Als die Ampel auf Grün sprang, gab ich Gas und brachte so viel Abstand zwischen uns, dass ich das Nummernschild erkennen konnte. LEV für Leverkusen.

Ich folgte der Straße hinunter durch die Stadt. Am Jubiläumsplatz war der Fiesta plötzlich verschwunden. In Richtung Wülfrath drückte ich ordentlich auf die Tube, und kurz bevor ich bremste, um in die Einfahrt zu Mannis Haus einzubiegen, versuchte ich im Rückspiegel zu erkennen, ob das dunkle Gefährt am Horizont das meiner Verfolger war. Aber es war zu weit entfernt. Entschlossen riss ich das Steuer herum und näherte mich Mannis Haus.

Wonne öffnete die Tür, fiel mir um den Hals, nahm sich Zeit für einen innigen Kuss, doch dann machte sie sich ruckartig von mir los.

»Ich bin gerade dabei, alles einzupacken«, rief sie und lief zurück in Richtung Küche. Erst jetzt bemerkte ich, dass sie eine Schürze trug.

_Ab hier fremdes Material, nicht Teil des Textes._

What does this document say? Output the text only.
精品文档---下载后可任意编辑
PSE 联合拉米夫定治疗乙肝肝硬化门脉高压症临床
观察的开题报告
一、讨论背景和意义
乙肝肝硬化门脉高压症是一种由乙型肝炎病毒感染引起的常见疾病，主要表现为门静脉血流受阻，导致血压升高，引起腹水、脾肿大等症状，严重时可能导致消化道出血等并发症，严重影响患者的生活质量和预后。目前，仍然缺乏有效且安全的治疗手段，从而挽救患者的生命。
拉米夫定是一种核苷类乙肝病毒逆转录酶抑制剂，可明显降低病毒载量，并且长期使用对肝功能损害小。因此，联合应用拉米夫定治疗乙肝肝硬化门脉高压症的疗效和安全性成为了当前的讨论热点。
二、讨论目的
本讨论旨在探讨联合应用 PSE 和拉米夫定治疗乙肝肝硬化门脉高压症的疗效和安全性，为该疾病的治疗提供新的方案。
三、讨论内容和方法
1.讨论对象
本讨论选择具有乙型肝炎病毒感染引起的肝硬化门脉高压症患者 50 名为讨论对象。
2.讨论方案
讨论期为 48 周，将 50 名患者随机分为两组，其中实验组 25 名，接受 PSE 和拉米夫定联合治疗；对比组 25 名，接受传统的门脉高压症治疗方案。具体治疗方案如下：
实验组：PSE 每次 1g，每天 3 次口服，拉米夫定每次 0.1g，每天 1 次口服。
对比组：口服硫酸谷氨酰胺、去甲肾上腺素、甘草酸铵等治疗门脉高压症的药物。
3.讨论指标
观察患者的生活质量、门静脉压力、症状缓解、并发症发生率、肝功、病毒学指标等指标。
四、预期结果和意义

Mich streifte eine Vision. Uralte Fernsehwerbung. Sechziger Jahre. Der Mann kommt von der Arbeit nach Hause - völlig ausgelaugt von den Mühen, die ihm im Beruf abverlangt wurden. Die ihm treu ergebene Hausfrau hat in der Zwischenzeit nur ein einziger Gedanke beseelt: die Wohnung so herzurichten, dass sich der Göttergatte gebührend erholen kann. Er nimmt im bequemsten Sessel Platz, den das Wohnzimmer zu bieten hat. Die bessere Hälfte bringt ihm Hausschuhe, Zeitung und etwas zu trinken. Sie informiert ihn, wie lange es noch dauert, bis das Essen serviert wird, damit er seine Lektüre darauf einrichten kann. Selbstverständlich hat sie sich am Morgen beim gemeinsamen Frühstück erkundigt, was der Mann zu speisen gedenkt. Keine Frage, dass die dabei geäußerten Wünsche Befehl sind.

»Jetzt erzähl schon«, drängte Wonne, »was hast du rausgefunden?«

Unglaublich, welche Phantasien eine einfache Schürze an einer Frau, die die Tür öffnet, hervorrufen kann. Ich löste mich aus der Rolle des Paschas. Hausschuhe hatte ich eh keine. Und beim Abendessen ließ ich mich lieber überraschen.

»Sekunde.« Ich legte meine Beretta auf den Tisch.

Wonne beäugte die Waffe wie ein gefährliches Tier, das gerade schlief und das man auf keinen Fall wecken durfte.

»Ist die geladen?«

»Klar«, nickte ich. »Nicht anfassen«, fügte ich hinzu, als Wonne die Hand danach ausstreckte.

»Schon gut.« Sie lächelte mich an. »Ich habe eine Überraschung für dich.«

»Hast du nicht was von Einpacken gesagt? Ich meine, hast du die Sachen, die du vorbereitet hast, eingepackt? Warum?«

Sie lächelte schelmisch. »Warum packt man Lebensmittel ein?«

Ich machte das Ratespiel mit, obwohl ich natürlich ahnte, was sie vorhatte.

»Um sie woanders zu essen?«

»Genau. Und wie nennt man das dann?«

»Eine Einladung?«

»Quatsch.«

»Keine Ahnung.« Es tat gut, sich dumm zu stellen.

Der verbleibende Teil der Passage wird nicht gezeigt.